O ministro das Relações Exteriores, Celso Amorim, não escondia sua satisfação com o grande número de países representados. Ele vem repetindo esta semana que há "uma fila" de países interessados em negociar com o Mercosul. O primeiro será o Canadá, com quem as conversas se iniciam em janeiro. O diretor do Departamento de Negociações Internacionais do Itamaraty, Regis Arslanian, disse que a primeira rodada ocorrerá na segunda quinzena do mês.
Bitributação
O encontro fechou ontem um acordo que permitirá eliminar a dupla cobrança de impostos de importação sobre mercadorias que chegam de fora do Mercosul e que circulam dentro do bloco. Em tese, o produto deveria ser tributado na entrada e a circulação deveria ser livre. No entanto, os países-membros, principalmente o Paraguai, cobram as tarifas uma segunda vez.
Ficou combinado então que, até 2008, serão acertadas regras que permitirão eliminar esse problema sem abrir um "rombo" no caixa paraguaio. Perto de 18% das receitas fiscais daquele país vêm da cobrança do Imposto de Importação.

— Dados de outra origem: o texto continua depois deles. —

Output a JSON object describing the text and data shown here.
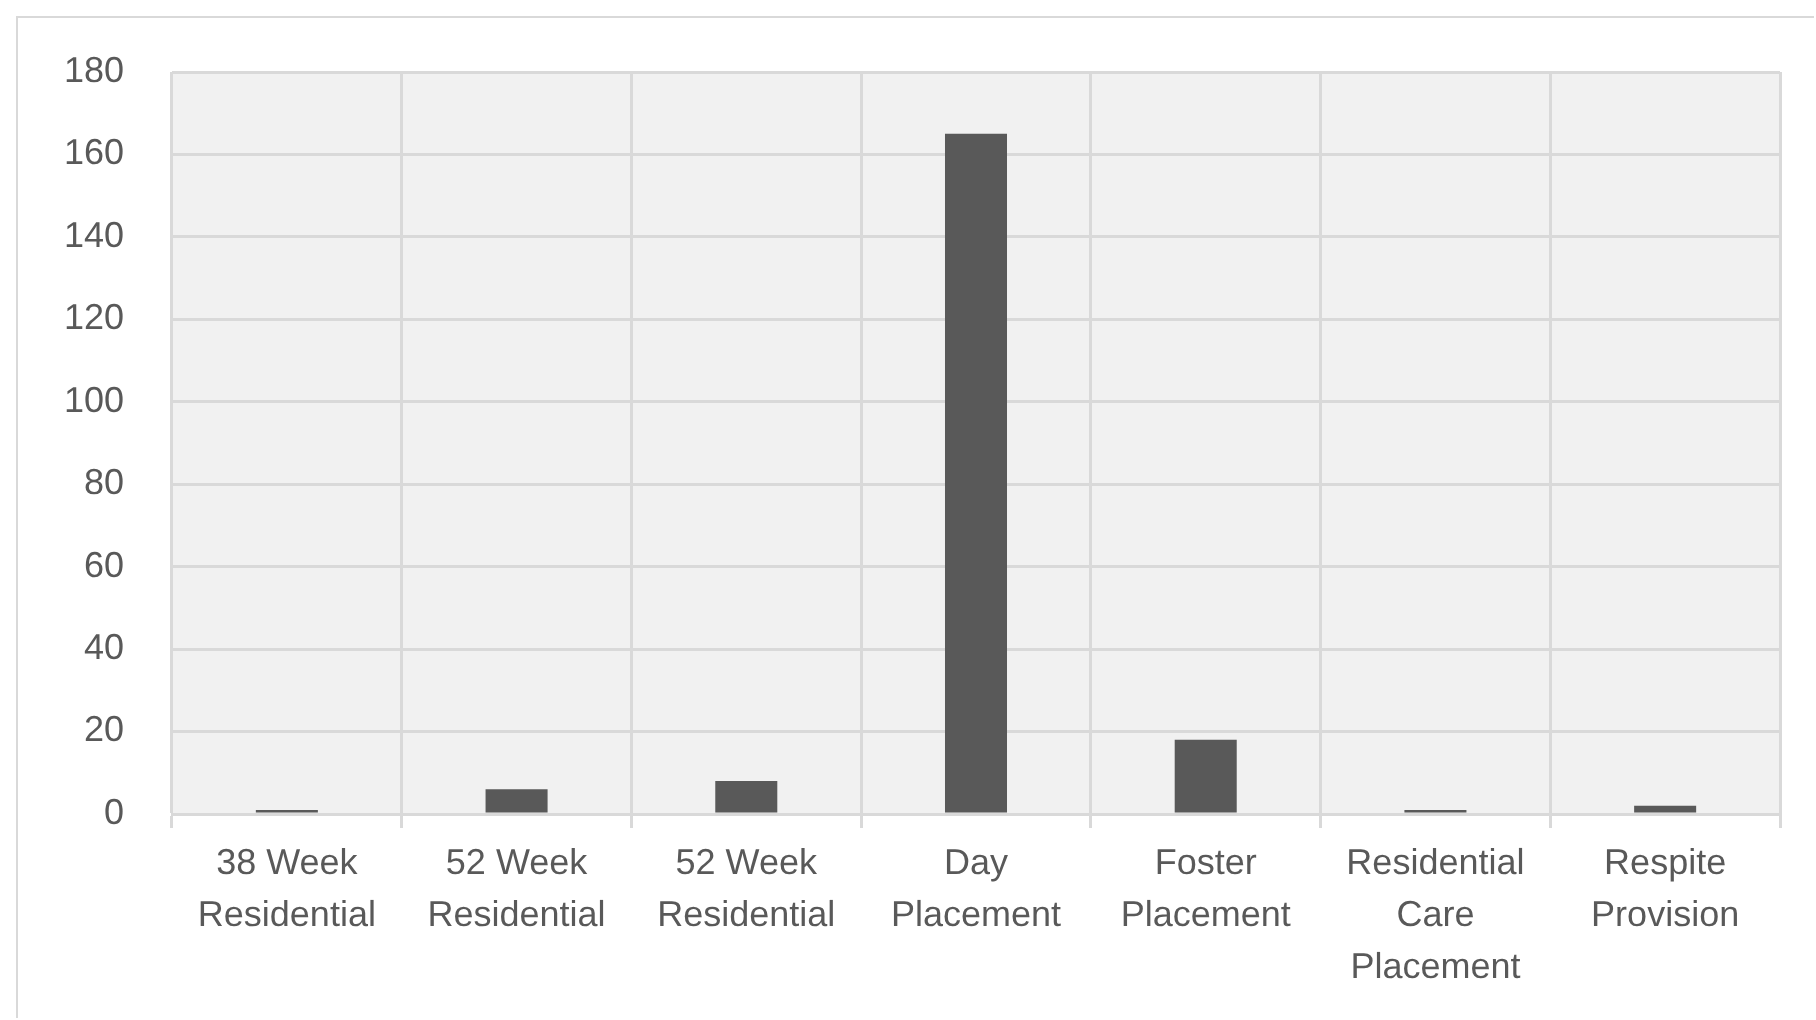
{
  "chart_data": {
    "type": "bar",
    "categories": [
      "38 Week Residential",
      "52 Week Residential",
      "52 Week Residential",
      "Day Placement",
      "Foster Placement",
      "Residential Care Placement",
      "Respite Provision"
    ],
    "values": [
      1,
      6,
      8,
      165,
      18,
      1,
      2
    ],
    "color": "#595959",
    "ylim": [
      0,
      180
    ],
    "yticks": [
      0,
      20,
      40,
      60,
      80,
      100,
      120,
      140,
      160,
      180
    ],
    "grid": true
  }
}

A chanceler do Paraguai, Leila Rachid, disse esse é um tema "muito sensível". O ministro das Relações Exteriores, Celso Amorim, reconheceu que o Paraguai poderia ser prejudicado com a eliminação da bitributação. Isso porque aquele país não tem porto. Por isso, em tese, o Paraguai praticamente não teria arrecadação do Imposto de Importação, pois as mercadorias ingressariam por outro país.